Elle est insusceptible de régularisation. La suppression dans les conclusions récapitulatives des pièces 7 et 8, correspondant respectivement au courrier de saisine du médiateur et à son avis, ainsi que des passages litigieux de l’assignation est en effet impropre à sanctionner utilement la violation du principe de confidentialité dès lors que le tribunal a déjà eu connaissance de la teneur de la médiation.
Il convient donc de prononcer la nullité de l’assignation délivrée le 6 février 2024 par Madame [R] [L] [W] à la SA LE CREDIT LYONNAIS et, par voie de conséquence, de constater l’extinction de l’instance.
Sur les dépens et les frais irrépétibles
Madame [R] [L] [W] succombant à la présente instance, elle sera condamnée aux dépens en application de l’article 696 du code de procédure civile et sera déboutée de sa demande au titre de l’article 700 du code de procédure civile.
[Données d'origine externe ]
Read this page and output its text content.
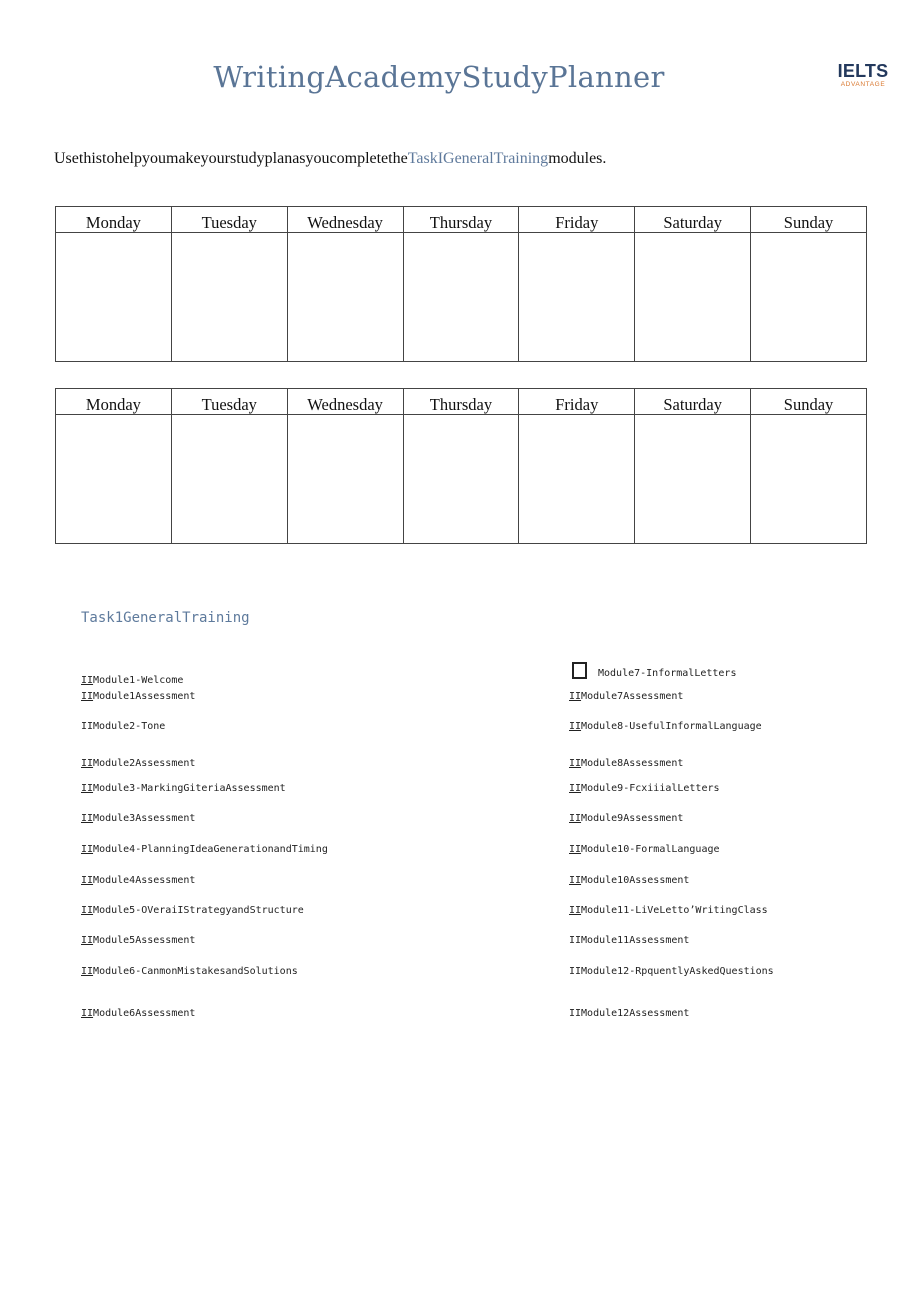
WritingAcademyStudyPlanner	IELTS
ADVANTAGE
UsethistohelpyoumakeyourstudyplanasyoucompletetheTaskIGeneralTrainingmodules.
Monday	Tuesday	Wednesday	Thursday	Friday	Saturday	Sunday

Monday	Tuesday	Wednesday	Thursday	Friday	Saturday	Sunday

Task1GeneralTraining
IIModule1-Welcome
IIModule1Assessment
IIModule2-Tone
IIModule2Assessment
IIModule3-MarkingGiteriaAssessment
IIModule3Assessment
IIModule4-PlanningIdeaGenerationandTiming
IIModule4Assessment
IIModule5-OVeraiIStrategyandStructure
IIModule5Assessment
IIModule6-CanmonMistakesandSolutions
IIModule6Assessment
Module7-InformalLetters
IIModule7Assessment
IIModule8-UsefulInformalLanguage
IIModule8Assessment
IIModule9-FcxiiialLetters
IIModule9Assessment
IIModule10-FormalLanguage
IIModule10Assessment
IIModule11-LiVeLetto’WritingClass
IIModule11Assessment
IIModule12-RpquentlyAskedQuestions
IIModule12Assessment
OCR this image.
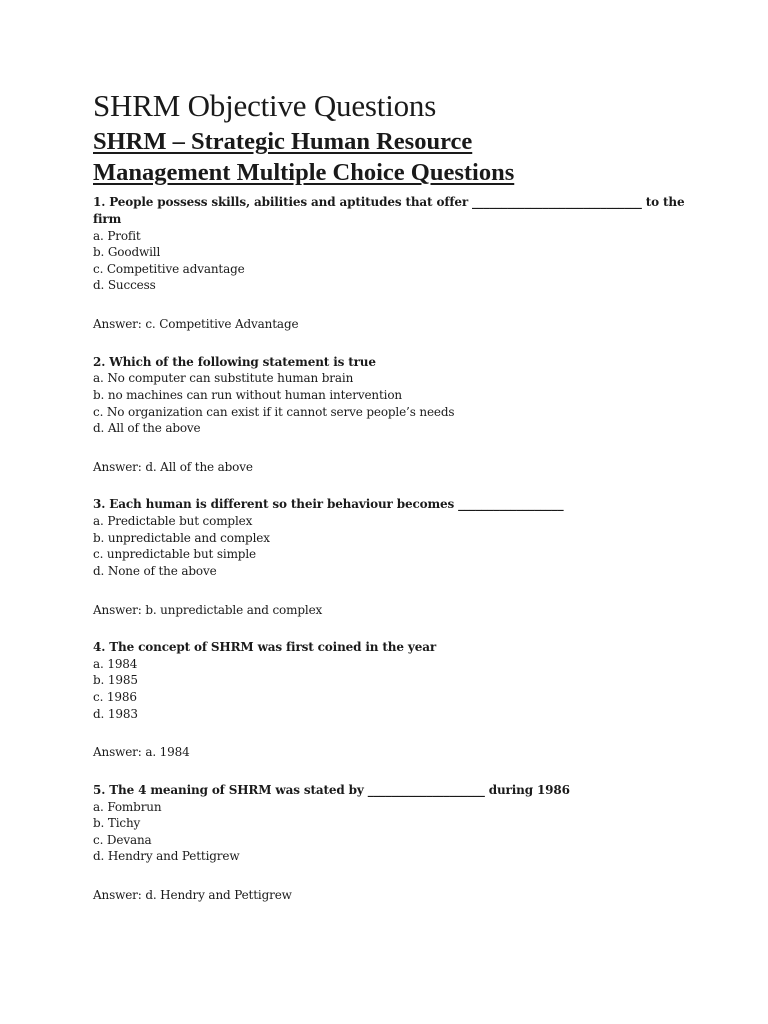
SHRM Objective Questions
SHRM – Strategic Human Resource
Management Multiple Choice Questions

1. People possess skills, abilities and aptitudes that offer _____________________________ to the firm

a. Profit

b. Goodwill

c. Competitive advantage

d. Success

Answer: c. Competitive Advantage

2. Which of the following statement is true

a. No computer can substitute human brain

b. no machines can run without human intervention

c. No organization can exist if it cannot serve people’s needs

d. All of the above

Answer: d. All of the above

3. Each human is different so their behaviour becomes __________________

a. Predictable but complex

b. unpredictable and complex

c. unpredictable but simple

d. None of the above

Answer: b. unpredictable and complex

4. The concept of SHRM was first coined in the year

a. 1984

b. 1985

c. 1986

d. 1983

Answer: a. 1984

5. The 4 meaning of SHRM was stated by ____________________ during 1986

a. Fombrun

b. Tichy

c. Devana

d. Hendry and Pettigrew

Answer: d. Hendry and Pettigrew
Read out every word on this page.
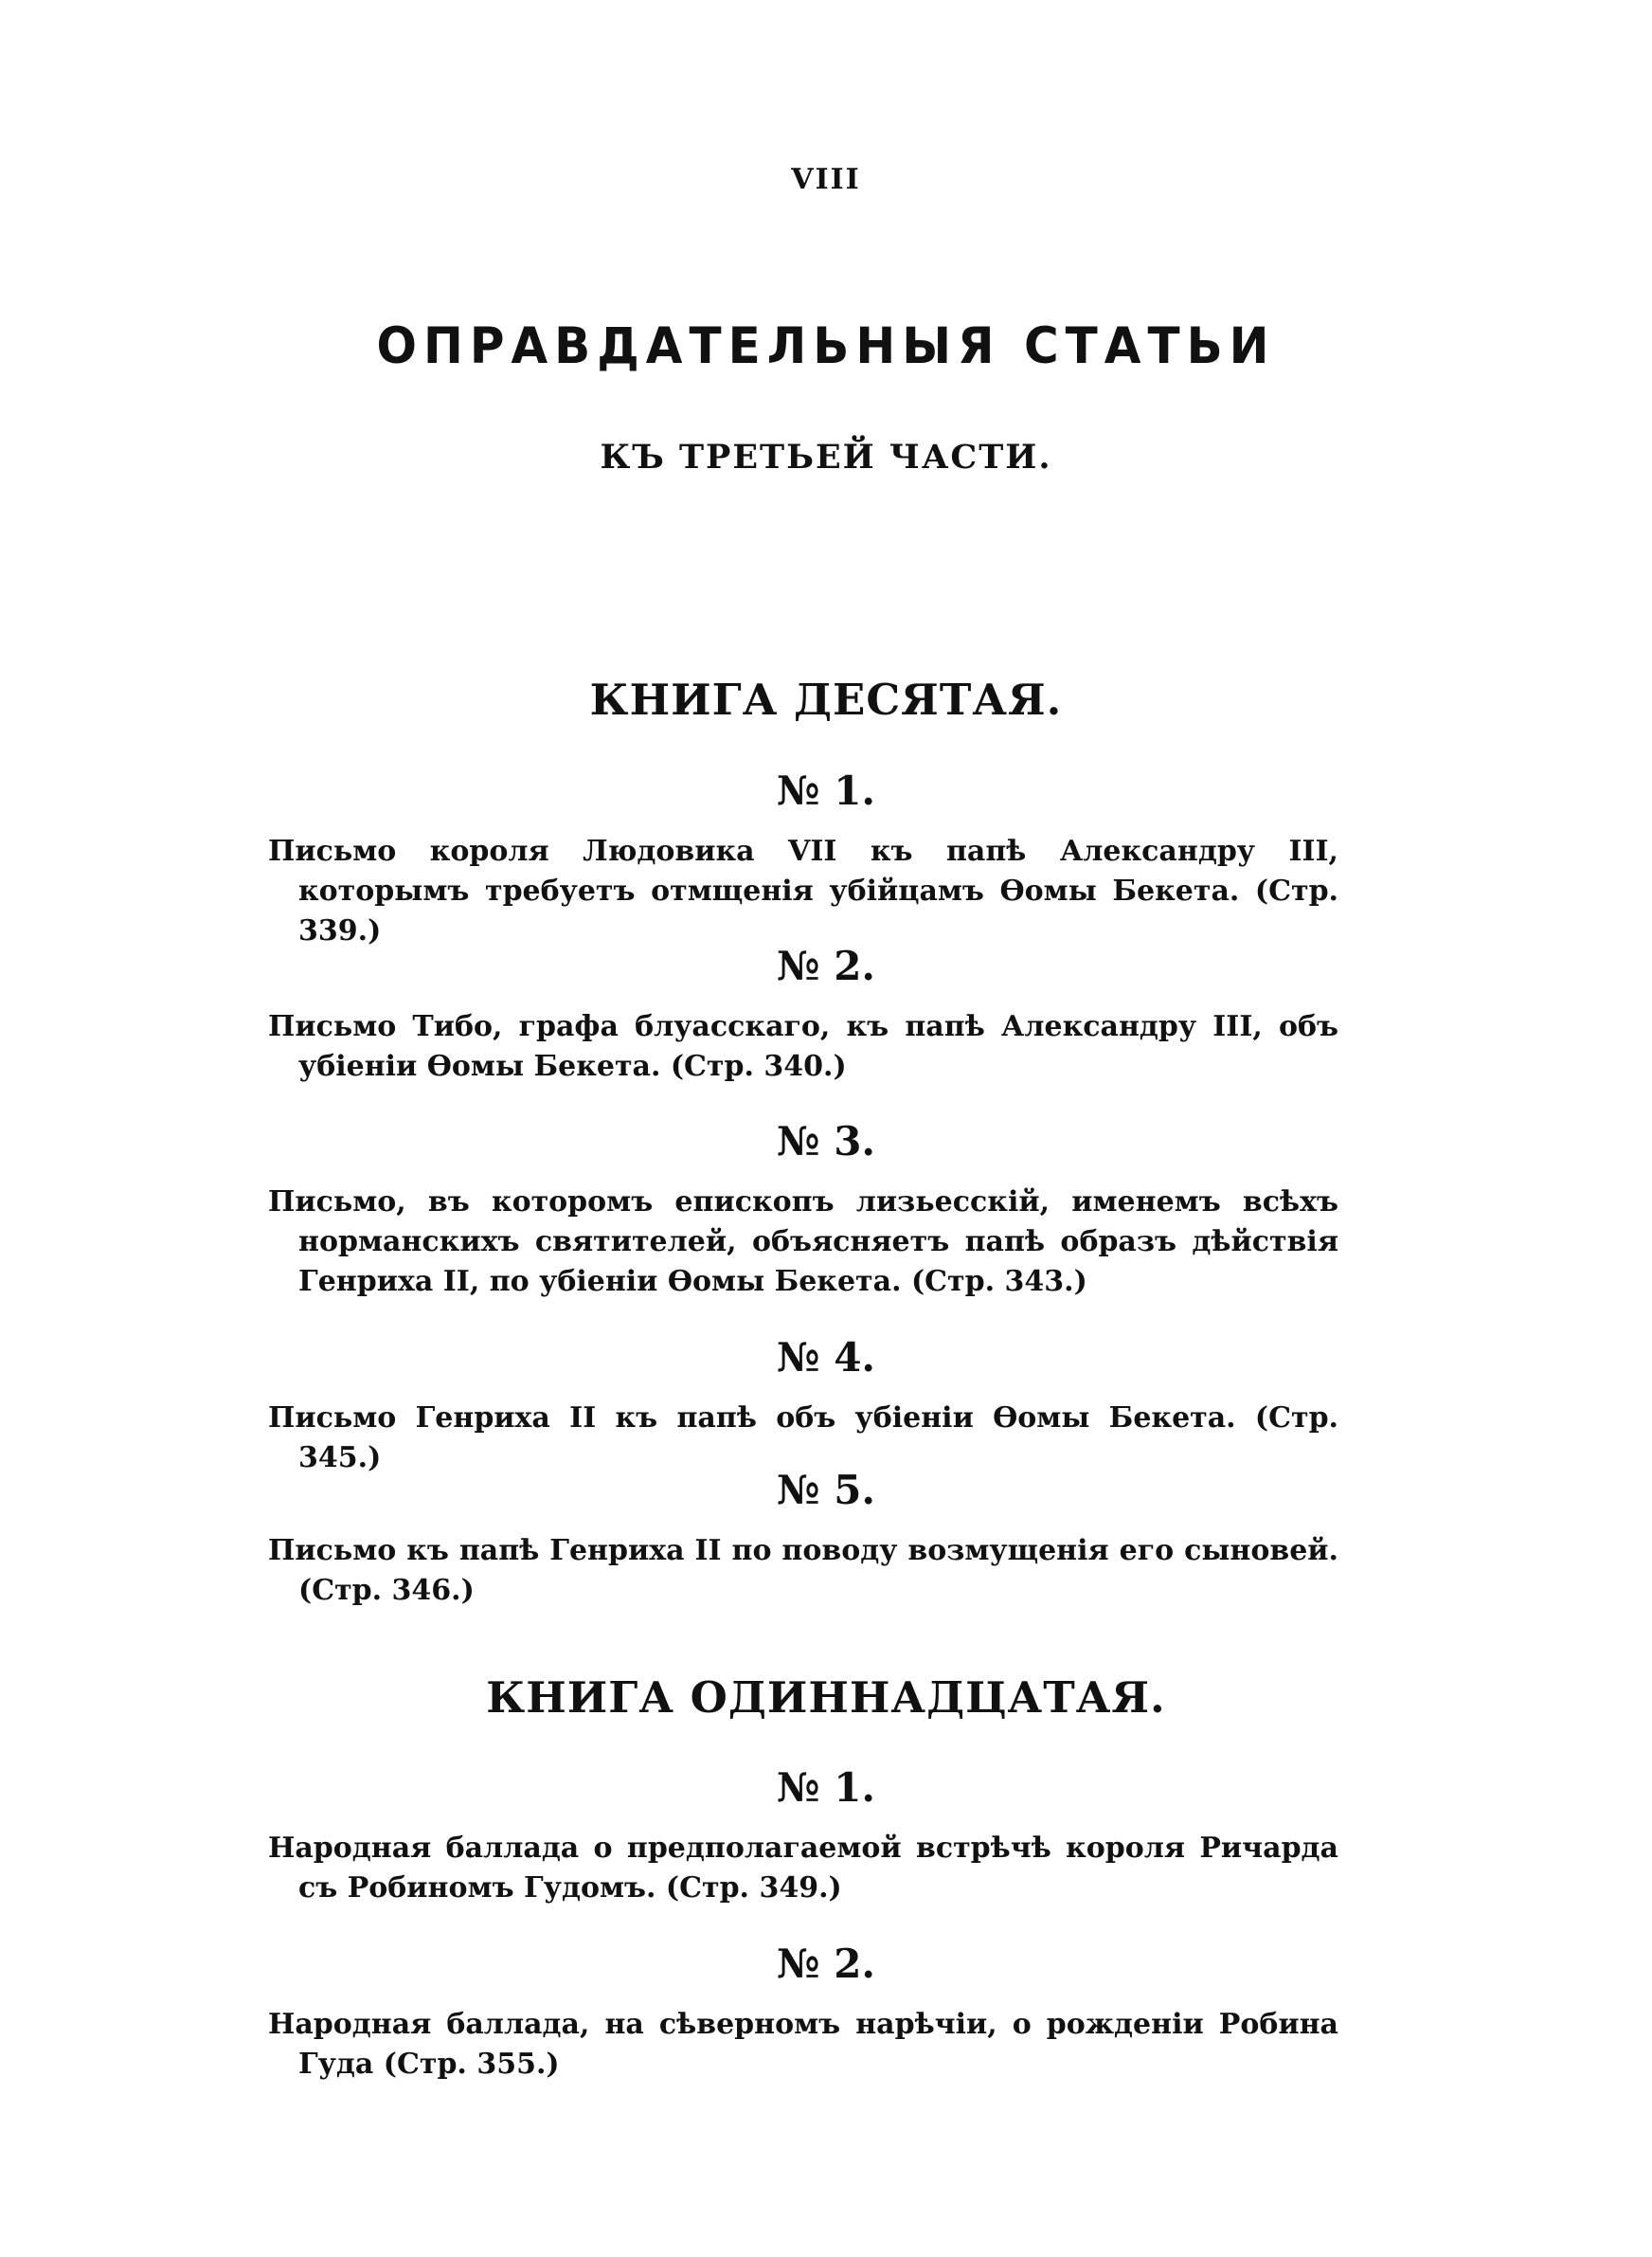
VIII
ОПРАВДАТЕЛЬНЫЯ СТАТЬИ
КЪ ТРЕТЬЕЙ ЧАСТИ.
КНИГА ДЕСЯТАЯ.
№ 1.
Письмо короля Людовика VII къ папѣ Александру III, которымъ требуетъ отмщенія убійцамъ Ѳомы Бекета. (Стр. 339.)
№ 2.
Письмо Тибо, графа блуасскаго, къ папѣ Александру III, объ убіеніи Ѳомы Бекета. (Стр. 340.)
№ 3.
Письмо, въ которомъ епископъ лизьесскій, именемъ всѣхъ норманскихъ святителей, объясняетъ папѣ образъ дѣйствія Генриха II, по убіеніи Ѳомы Бекета. (Стр. 343.)
№ 4.
Письмо Генриха II къ папѣ объ убіеніи Ѳомы Бекета. (Стр. 345.)
№ 5.
Письмо къ папѣ Генриха II по поводу возмущенія его сыновей. (Стр. 346.)
КНИГА ОДИННАДЦАТАЯ.
№ 1.
Народная баллада о предполагаемой встрѣчѣ короля Ричарда съ Робиномъ Гудомъ. (Стр. 349.)
№ 2.
Народная баллада, на сѣверномъ нарѣчіи, о рожденіи Робина Гуда (Стр. 355.)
L’équité ne commande pas de faire droit à la demande de la SA LE CREDIT LYONNAIS au titre de l’article 700 du code de procédure civile. Elle en sera déboutée.
PAR CES MOTIFS
Le juge de la mise en état, statuant par ordonnance contradictoire susceptible de recours dans les conditions prévues par l’article 795 du code de procédure civile,
PRONONCE la nullité de l’assignation délivrée le 6 février 2024 par Madame [R] [L] [W] à la SA LE CREDIT LYONNAIS,
CONSTATE l’extinction de l’instance,
CONDAMNE Madame [R] [L] [W] aux dépens,
DEBOUTE les parties de leurs demandes au titre de l’article 700 du code de procédure civile,
Prononcé par mise à disposition au greffe le 13 JUIN 2025 par Madame LUNVEN, Vice-Présidente, assistée de Madame SOUMAHORO, Greffier.